A fund which buys majority stakes in companies and/or entire business units to restructure its capital, management and organization. Usually the targets are delisted (unless already unlisted), held private and restructured over a period of 3-7 years, and then again listed through an IPO.

Restructuring may be done through leveraged buyouts, venture capital, growth capital, angel investing, mezzanine debt, management share participation programmes and others.

2006-10-16 10:09:01 · answer #1 · answered by Doethineb 7 · 0 0

Here is answer in simpler words:
5-10 people who have great experience in investment banking (likes of goldman, merrill Managing directors) come together and start a private equity firm and raise money (around 500m to 1bn) from wealthy individuals. This is done through the structure of fund i.e. the private equity firm will issue units in the fund and investor will buy these units and the money from the investor will go to the private equity firm.
Now once the PE firm has the money - they will start investing. Normally they buy medium sized or big firms (normally big PE firms or a few PE firms join together), who are in distress/troubled. PE firm buy them because the it sees potential in the firm i.e. if the distressed firm is restructured and properly managed then it can be turned into a profitable firm. So they buy then restructure it and in a few years sell it, making a big profit. The PE firm's management get % of the profit (say 20% of the total profit made) and a standard management fees (say 2% of the fund size) from the fund and the rest is transferred to the investors i.e. fund unit holders.

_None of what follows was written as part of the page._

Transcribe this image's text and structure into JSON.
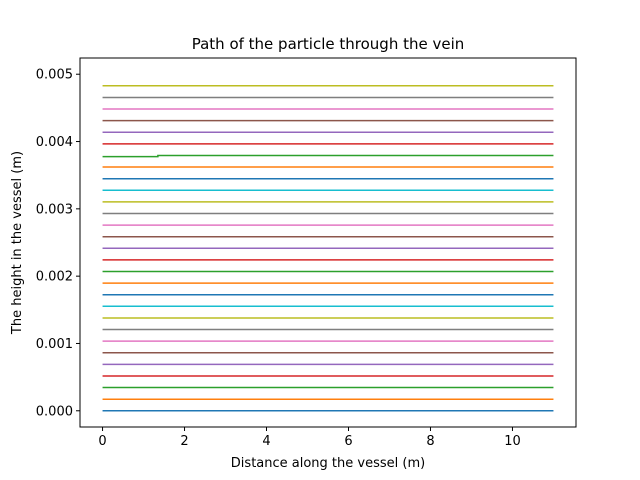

Leverage effect: if the PE firm wants to buy a firm for 100 million. They will raise money from the bank loan and will keep the distreessed firm as a collateral and raise say 70 million. The rest 30 million the PE firm will pay. So effectively the with 500m fund they can do transactions worth 1.5 billion.

P.S.: They hire juniors from Investment banks and pay loads. An associate gets around £75K base + 100-150% bonus. But very hard to get into.

2006-10-17 03:38:50 · answer #2 · answered by MonteCarlo 2 · 0 0

Just as its name says - it is a firm that invests in private equity. If is not for the average Joe but for wealthier individuals. Private equity is not traded versus public equity would trade on stock exchange.